め と て (ではじめる) ラボラトリー
「めとてラボ」は2022年4月より東京アートポイント計画のアートプロジェクトのひとつとしてスタートしました。視覚言語(日本手話)で話すろう者・難聴者・CODA(ろう者の親を持つ聴者)が主体となり、一人ひとりの感覚や言語を起点とした創発の場(ホーム)をつくることを目指したラボラトリーです。
コンセプトは、「わたしを起点に、新たな関わりの回路と表現を生み出す」こと。素朴な疑問を持ち寄り、 目と手で語らいながら、わたしの表現を探り、異なる身体感覚、思考を持つ人と人、人と表現が出会う機会やそうした場の在り方を模索しています。
めとてラボが目指していること
手話で考えているときの頭の中って?
手話でのコミュニケーションの空間設計にはどんな方法があるんだろう?
手で表しているとき、色のイメージはある?ない?
視覚的思考の発想?
こうした素朴な疑問やからだの感覚から生まれる表現を出発点に、ろう者の歴史や暮らし、手話という言語からなる遊び、建築様式など多角的な視点でさがしていきます。
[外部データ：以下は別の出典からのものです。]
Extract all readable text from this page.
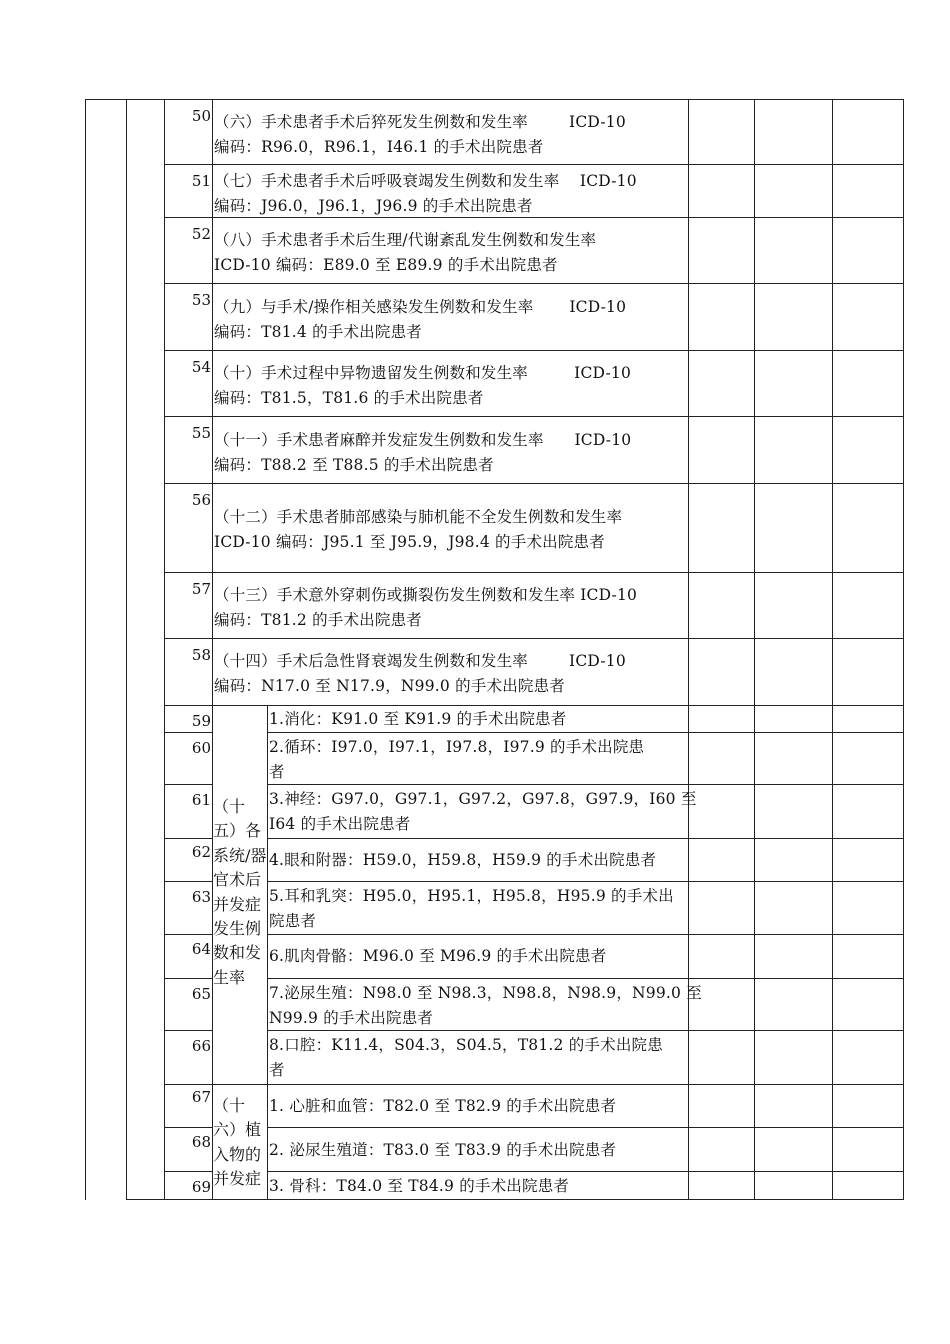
50 （六）手术患者手术后猝死发生例数和发生率        ICD-10
编码：R96.0，R96.1，I46.1 的手术出院患者
51 （七）手术患者手术后呼吸衰竭发生例数和发生率    ICD-10
编码：J96.0，J96.1，J96.9 的手术出院患者
52 （八）手术患者手术后生理/代谢紊乱发生例数和发生率
ICD-10 编码：E89.0 至 E89.9 的手术出院患者
53 （九）与手术/操作相关感染发生例数和发生率       ICD-10
编码：T81.4 的手术出院患者
54 （十）手术过程中异物遗留发生例数和发生率         ICD-10
编码：T81.5，T81.6 的手术出院患者
55 （十一）手术患者麻醉并发症发生例数和发生率      ICD-10
编码：T88.2 至 T88.5 的手术出院患者
56
（十二）手术患者肺部感染与肺机能不全发生例数和发生率
ICD-10 编码：J95.1 至 J95.9，J98.4 的手术出院患者
57 （十三）手术意外穿刺伤或撕裂伤发生例数和发生率 ICD-10
编码：T81.2 的手术出院患者
58 （十四）手术后急性肾衰竭发生例数和发生率        ICD-10
编码：N17.0 至 N17.9，N99.0 的手术出院患者
（十五）各系统/器官术后并发症发生例数和发生率
59	1.消化：K91.0 至 K91.9 的手术出院患者
60	2.循环：I97.0，I97.1，I97.8，I97.9 的手术出院患
者
61	3.神经：G97.0，G97.1，G97.2，G97.8，G97.9，I60 至
I64 的手术出院患者
62	4.眼和附器：H59.0，H59.8，H59.9 的手术出院患者
63	5.耳和乳突：H95.0，H95.1，H95.8，H95.9 的手术出
院患者
64	6.肌肉骨骼：M96.0 至 M96.9 的手术出院患者
65	7.泌尿生殖：N98.0 至 N98.3，N98.8，N98.9，N99.0 至
N99.9 的手术出院患者
66	8.口腔：K11.4，S04.3，S04.5，T81.2 的手术出院患
者
（十六）植入物的并发症
67	1. 心脏和血管：T82.0 至 T82.9 的手术出院患者
68	2. 泌尿生殖道：T83.0 至 T83.9 的手术出院患者
69	3. 骨科：T84.0 至 T84.9 的手术出院患者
さらに、そこで得た知見をもとに、消滅危機言語と言われている手話の保存方法、ろう者の生活文化や歴史の新たなアーカイブ手法の検討と開発を目指しながら、感覚の異なる者同士が出会い、それぞれの表現を実験・実践できる場(ホーム)づくりを目指しています。
手話という言語の起源は、ろう者同士が集い、つたえあうことを試行錯誤することからはじまり、コミュニティによって耕されてきました。
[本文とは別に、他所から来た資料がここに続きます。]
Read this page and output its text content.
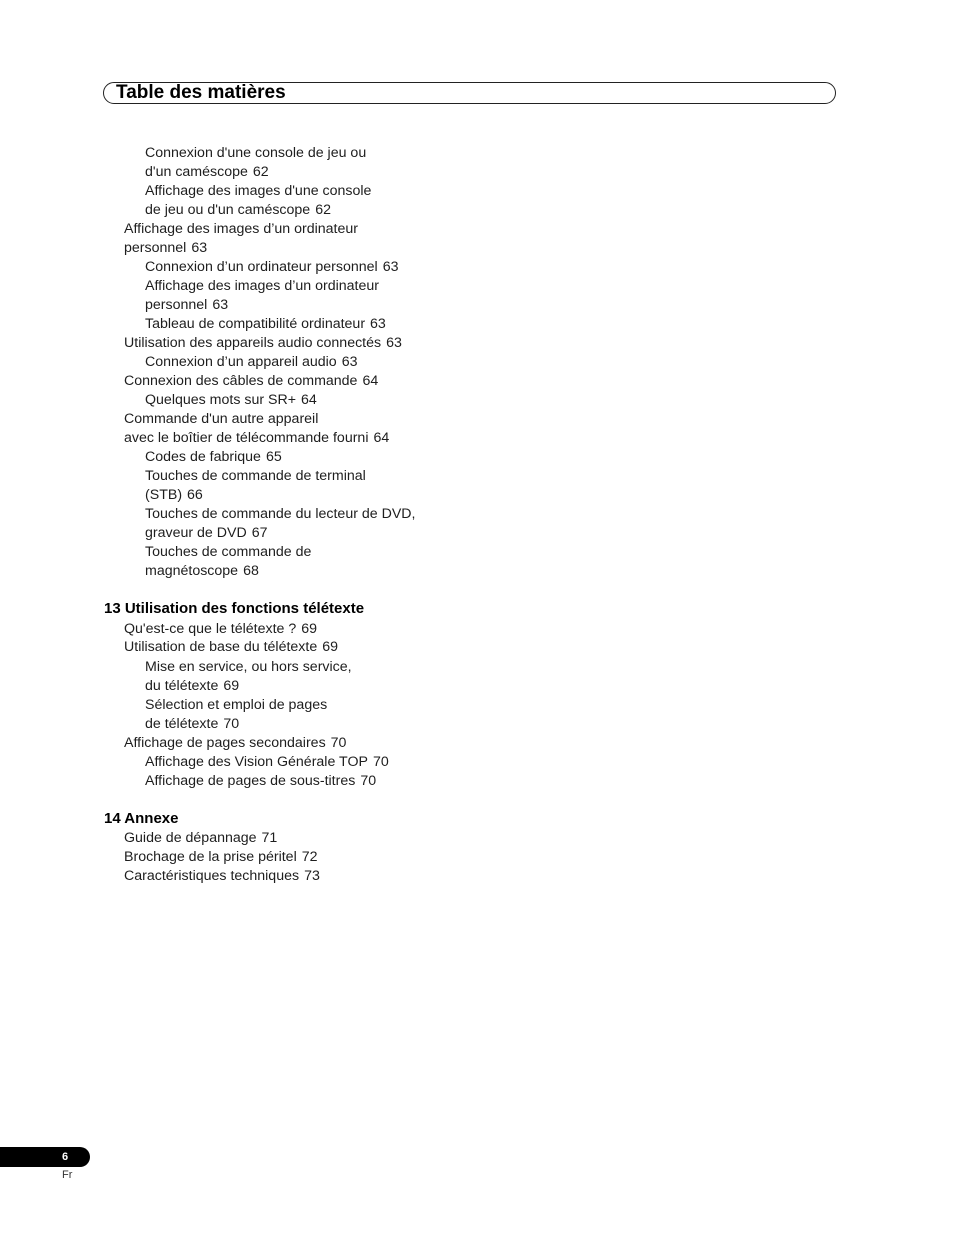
Table des matières
Connexion d'une console de jeu ou
d'un caméscope 62
Affichage des images d'une console
de jeu ou d'un caméscope 62
Affichage des images d’un ordinateur
personnel 63
Connexion d’un ordinateur personnel 63
Affichage des images d’un ordinateur
personnel 63
Tableau de compatibilité ordinateur 63
Utilisation des appareils audio connectés 63
Connexion d’un appareil audio 63
Connexion des câbles de commande 64
Quelques mots sur SR+ 64
Commande d'un autre appareil
avec le boîtier de télécommande fourni 64
Codes de fabrique 65
Touches de commande de terminal
(STB) 66
Touches de commande du lecteur de DVD,
graveur de DVD 67
Touches de commande de
magnétoscope 68
13 Utilisation des fonctions télétexte
Qu'est-ce que le télétexte ? 69
Utilisation de base du télétexte 69
Mise en service, ou hors service,
du télétexte 69
Sélection et emploi de pages
de télétexte 70
Affichage de pages secondaires 70
Affichage des Vision Générale TOP 70
Affichage de pages de sous-titres 70
14 Annexe
Guide de dépannage 71
Brochage de la prise péritel 72
Caractéristiques techniques 73
6
Fr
たとえば、世界でもっとも新しいとされている言語、ニカラグア手話は、ろう学校にてこども達同士のつたえあうことから生まれています。以下の動画にはその様子が記録されています。
この数年間、新型コロナウイルス感染症によってコミュニケーションの環境が大きく変化し、わたしたちの「集い方」にも変化が起こりました。オンライン/リアルでのコミュニケーションの取り方、情報共有の方法などさまざまな手法が開発されています。
わたしたち「めとてラボ」は、集まることから言語・文化が生まれてきたことを念頭に起きながら、自然に文化が耕されていく「ホーム」をつくっていきたいと考えています。
プロジェクトの始動1年目は、場のイメージをつかむために、各地の文化拠点やろうコミュニティを巡っていくリサーチからスタートしました。
「めとてラボ」の1年目|リサーチをしながら、感覚をひらく
アートプロジェクトを発足して1年目の今年、めとてラボではリサーチを軸に、主に4つの活動に取り組んでいます。
①国内リサーチ
第1弾|福島県へ
ろうコミュニティの交流拠点となっているろう学校の先生の自宅や、はじまりの美術館、福島県立博物館、西会津国際芸術村、コミュニティカフェEMANONへ。
第2弾|愛知県へ
地域コミュニティとこどもから高齢者まで広く関わり、交流しながら場を耕しているNPOつくしへ。地域の集いをどのようにして自然な場に育てているのか、お伺いしました。
②デフスペースリサーチ
手話話者の空間の活用「デフスペース」について、研究者や建築家などの専門家とともに、実際に各地の家々を巡るフィールドワークを行いながらリサーチを進めています。
③つなぐラボ
国内リサーチで訪れた先で生まれた情報保障の設計の課題や、翻訳の在り方について「つなぐラボ」と題して、通訳・翻訳を専門とする方々へインタビューを行い、つたえあうことへの工夫について考えています。
(めとてラボの前身となった東京プロジェクトスタディ1では、2021年につたえる、うけとる、つたえあう ー interpret 新たなコミュニケーションの在り方をみつけるために ーの制作を行いました。こちらもぜひご覧ください)
④アーカイブプロジェクト|ホームビデオ鑑賞会
「手話から生まれる自然な生活文化の保存」をテーマに、手話やろう者の生活文化の新たなアーカイブ手法とその活用についてリサーチやディスカッションを重ねています。そのはじまりとして、まずはホームビデオの鑑賞会を行い、ろう者の自然な姿や会話のやりとりの様子をあつめています。
「めとてラボ」は、ろう者の身体性や感覚、生活文化や歴史のリサーチを軸に、現在進行形で生まれ続けていく文化の在り方、それらを耕していく場の在り方を、一歩一歩探りながら進んでいます。
まだまだスタートしたばかり。さまざまな方々と一緒に語らいながら育てていきたいと思っています。